El retorno tras el arreglo orquestal laboral se adensa y llena de grumos, tal vez porque circula con el cerebro convertido en una lista de pendientes. Liberada a su albedrío, la visión decide tomarse descanso táctico: allá va Vikinga Bonsái o Bombay, muy apurada por volver, por llegar, de una vez, a chocar contra bloquecito divisorio (la bicisenda empieza acá) fuera de su lugar natural. Es un planear bajo, tipo ardilla voladora. Roto el manubrio, torcido el cuerno derecho a raíz de la caidita muy boluda tenés que mirar, en qué ibas pensando, se ve obligada a caminar de vuelta, y a ritmo, mientras invierte aliento último en mensaje de voz para Pequeña Montaña, todo bien, Gordito, estoy yendo, en media hora más o menos estoy por allá, todo bien, estoy yendo. El pantalón llega con boca a la altura de la rodilla, la camisa esa tan linda azul oscuro con avioncitos de papel, descosida del flanco derecho. La sorpresa del vuelo de repente opa sin querer fue demasiado para el hilo, que bajó los brazos con un crac. Sangre en un codo y palmas raspadas, chichón en la frente, un ojo medio en compota. Dos pisos por escalera con la bici al hombro para stockearla en el pasillo del consorcio hasta recobrar bríos y llevarla a arreglar. En caracol. La llave en la puerta es, esta vez, un triunfo.

–Maaaa, ¿me hacés una manzana? –apenas segundo de respirado el aire de la cocina-comedor. Olor a encierro.

Hacer una manzana implica varios pasos o movimientos. Abrir la heladera y agarrar una manzana, de preferencia roja. Las verdes son –desde hace años– papas disfrazadas. Lavarla. Trozarla en cuatro porciones, o más. Pelar cada una cuidando de no perder carne en el proceso. Distribuirla bellamente en un cuenco o recipiente de cerámica. Servir inmediatamente.
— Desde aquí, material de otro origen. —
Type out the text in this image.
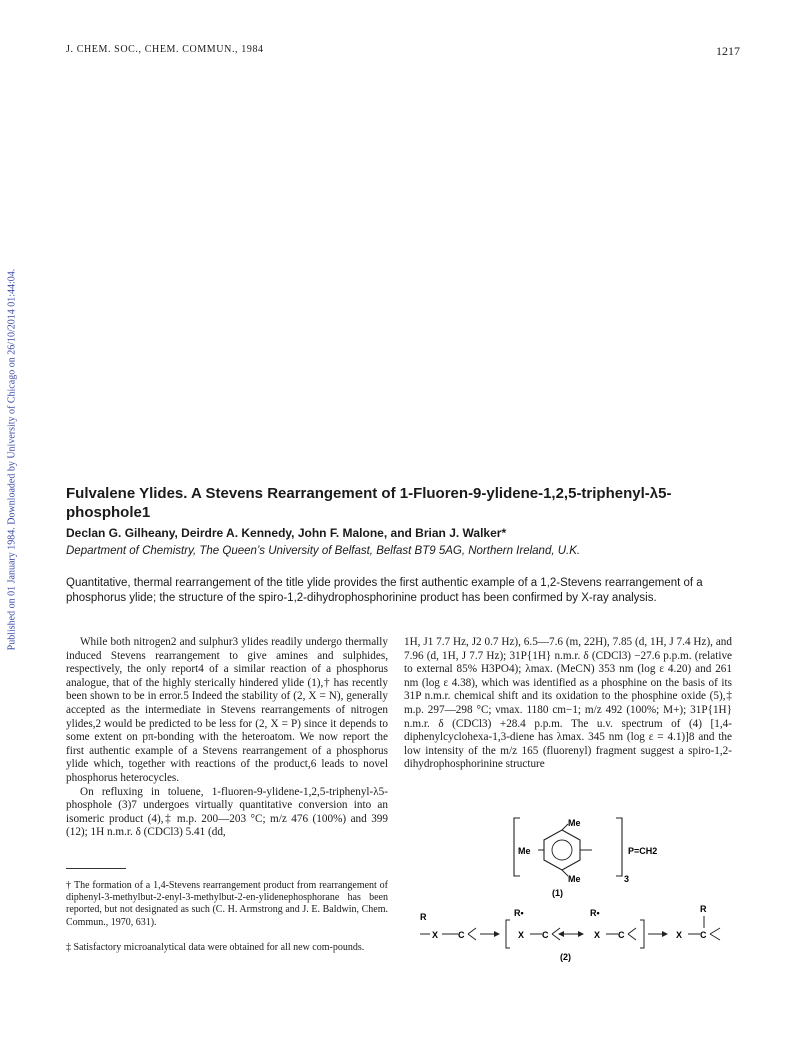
J. CHEM. SOC., CHEM. COMMUN., 1984	1217
Published on 01 January 1984. Downloaded by University of Chicago on 26/10/2014 01:44:04.	Fulvalene Ylides. A Stevens Rearrangement of 1-Fluoren-9-ylidene-1,2,5-triphenyl-λ5-phosphole1
Declan G. Gilheany, Deirdre A. Kennedy, John F. Malone, and Brian J. Walker*
Department of Chemistry, The Queen’s University of Belfast, Belfast BT9 5AG, Northern Ireland, U.K.
Quantitative, thermal rearrangement of the title ylide provides the first authentic example of a 1,2-Stevens rearrangement of a phosphorus ylide; the structure of the spiro-1,2-dihydrophosphorinine product has been confirmed by X-ray analysis.

While both nitrogen2 and sulphur3 ylides readily undergo thermally induced Stevens rearrangement to give amines and sulphides, respectively, the only report4 of a similar reaction of a phosphorus analogue, that of the highly sterically hindered ylide (1),† has recently been shown to be in error.5 Indeed the stability of (2, X = N), generally accepted as the intermediate in Stevens rearrangements of nitrogen ylides,2 would be predicted to be less for (2, X = P) since it depends to some extent on pπ-bonding with the heteroatom. We now report the first authentic example of a Stevens rearrangement of a phosphorus ylide which, together with reactions of the product,6 leads to novel phosphorus heterocycles.

On refluxing in toluene, 1-fluoren-9-ylidene-1,2,5-triphenyl-λ5-phosphole (3)7 undergoes virtually quantitative conversion into an isomeric product (4),‡ m.p. 200—203 °C; m/z 476 (100%) and 399 (12); 1H n.m.r. δ (CDCl3) 5.41 (dd,

1H, J1 7.7 Hz, J2 0.7 Hz), 6.5—7.6 (m, 22H), 7.85 (d, 1H, J 7.4 Hz), and 7.96 (d, 1H, J 7.7 Hz); 31P{1H} n.m.r. δ (CDCl3) −27.6 p.p.m. (relative to external 85% H3PO4); λmax. (MeCN) 353 nm (log ε 4.20) and 261 nm (log ε 4.38), which was identified as a phosphine on the basis of its 31P n.m.r. chemical shift and its oxidation to the phosphine oxide (5),‡ m.p. 297—298 °C; νmax. 1180 cm−1; m/z 492 (100%; M+); 31P{1H} n.m.r. δ (CDCl3) +28.4 p.p.m. The u.v. spectrum of (4) [1,4-diphenylcyclohexa-1,3-diene has λmax. 345 nm (log ε = 4.1)]8 and the low intensity of the m/z 165 (fluorenyl) fragment suggest a spiro-1,2-dihydrophosphorinine structure

† The formation of a 1,4-Stevens rearrangement product from rearrangement of diphenyl-3-methylbut-2-enyl-3-methylbut-2-en-ylidenephosphorane has been reported, but not designated as such (C. H. Armstrong and J. E. Baldwin, Chem. Commun., 1970, 631).
‡ Satisfactory microanalytical data were obtained for all new com-pounds.
Me
Me
Me	3
P=CH2
(1)
R
X C
R•
X C
R•
X C	X C
R
(2)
Rémora de la época en que Pequeña Montaña no sabía cómo usar un cuchillo , convertida ahora en abuso permitido, capilar.

–¡No te hago nada! ¡¿No me ves cómo estoy, qué me pasó?! –tromba histérica Vikinga Bonsái o Bombay.
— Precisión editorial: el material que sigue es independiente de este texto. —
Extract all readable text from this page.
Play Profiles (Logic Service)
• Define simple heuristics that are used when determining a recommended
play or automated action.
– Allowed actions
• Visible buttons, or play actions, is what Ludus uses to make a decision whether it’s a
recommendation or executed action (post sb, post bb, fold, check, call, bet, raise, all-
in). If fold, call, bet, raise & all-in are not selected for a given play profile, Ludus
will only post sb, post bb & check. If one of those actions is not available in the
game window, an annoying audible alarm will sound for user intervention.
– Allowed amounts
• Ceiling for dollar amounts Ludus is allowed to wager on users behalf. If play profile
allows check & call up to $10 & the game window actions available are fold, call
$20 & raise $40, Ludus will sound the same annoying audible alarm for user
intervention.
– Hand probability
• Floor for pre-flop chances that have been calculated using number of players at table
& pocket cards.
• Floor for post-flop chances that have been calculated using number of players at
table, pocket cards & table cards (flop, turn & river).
Convocado por un sacadismo atípico en su genitora, Pequeña Montaña se acerca a investigar. Torso desnudo té con leche, pies descalzos. Pelito corto bifronte, rojo el penacho, café el resto, en moda pájaro carpintero. Gran pecho, tanto que se le dificulta lo erguido, sentado semeja tortuga de caparazón abombado, panzota turgente presente, pletórica de potencia. Adolescencia se inicia. Los pantalones son modelo babucha, al verlos entró en trance si bien, activado su carácter opositivo por la mononez del nuevo localito de Ayelén, ahora sobre avenida Boedo, en un principio resiste el ingreso con gestos, voces y coces. No quiere entrar a lo que sindica como negocio “de nenas”. Arremete Vikinga Bonsái o Bombay con él y sus prejuicios, quejas, sin importársele un pepino reverendo.